Former Child Star Shirley Temple Dies at 85
The good ship lollipop has sailed off for good. Shirley Temple Black, actress and icon of the 1930s, died Monday night at her home near San Francisco. She was 85.
The pint-sized icon, famous for her ringlet curls and dimples, was 7 years old when she topped the likes of Clark Gable, Bing Crosby, and others to become America's No. 1 box office draw in 1935, and held that title through 1938 with films such as "Curly Top," "Heidi," and "Rebecca of Sunnybrook Farm."
Temple Black was known for bringing cheer to the nation as it recovered from the Great Depression and is widely considered to have helped save Fox from bankruptcy. By the age of 12, she herself was a multi-millionaire. She had already earned $4 million, which would be equivalent to about $65 million today.

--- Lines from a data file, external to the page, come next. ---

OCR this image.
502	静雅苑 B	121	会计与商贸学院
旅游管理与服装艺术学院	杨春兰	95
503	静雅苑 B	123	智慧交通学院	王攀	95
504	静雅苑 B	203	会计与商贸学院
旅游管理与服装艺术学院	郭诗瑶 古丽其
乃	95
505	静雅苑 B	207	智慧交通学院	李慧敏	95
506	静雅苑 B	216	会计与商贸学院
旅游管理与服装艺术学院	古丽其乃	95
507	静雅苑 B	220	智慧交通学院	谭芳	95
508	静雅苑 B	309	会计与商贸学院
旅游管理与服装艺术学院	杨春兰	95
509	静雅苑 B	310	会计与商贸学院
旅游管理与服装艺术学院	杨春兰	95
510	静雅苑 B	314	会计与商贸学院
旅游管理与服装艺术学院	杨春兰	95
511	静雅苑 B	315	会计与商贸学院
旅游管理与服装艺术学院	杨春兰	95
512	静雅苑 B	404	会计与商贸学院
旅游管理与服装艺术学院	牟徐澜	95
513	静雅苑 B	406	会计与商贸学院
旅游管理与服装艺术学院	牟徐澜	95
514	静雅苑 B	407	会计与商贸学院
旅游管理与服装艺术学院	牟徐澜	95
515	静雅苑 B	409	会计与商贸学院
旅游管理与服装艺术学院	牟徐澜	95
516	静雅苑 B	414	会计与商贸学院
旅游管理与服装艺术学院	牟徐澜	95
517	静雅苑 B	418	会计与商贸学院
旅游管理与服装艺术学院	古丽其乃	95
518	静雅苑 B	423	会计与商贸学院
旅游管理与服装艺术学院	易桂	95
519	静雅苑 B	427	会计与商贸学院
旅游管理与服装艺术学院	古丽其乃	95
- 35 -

The Southern California native was just three when she was discovered in a dance class by producers looking for a star for a short film series called Baby Burlesks. From 1931 until 1961, "America's Little Darling" appeared in 43 feature films, often showing off her dancing skills. The "Bright Eyes" and "Wee Willie Winkie" star received a special Academy Award in recognition of her outstanding contribution during 1934.
Her career slowed down in her teen years and she started to focus more on her personal life. She was married for the first time at 17 to a soldier named Jack Agar. According to her website, Agar's personal problems led them to divorce just four years later, but they had a daughter named Susan.
[Related: Shirley Temple's 15 Most Memorable Roles]
At 22, she retired from making movies completely. It was then that she met the man she described as her "true soulmate," Charles Black, who was a former military officer. The couple had two children, Charlie Jr. and Lori, and remained together until his death in 2005.
Her greatest accomplishment in life is her family, she noted on her website, specifically, "My three children, my granddaughter, and two great-granddaughters," she listed.
In 1958, Temple Black returned to show business, making a two-season series of fairytale adaptations. She hosted and narrated the series on which Temple's three children made their acting debuts.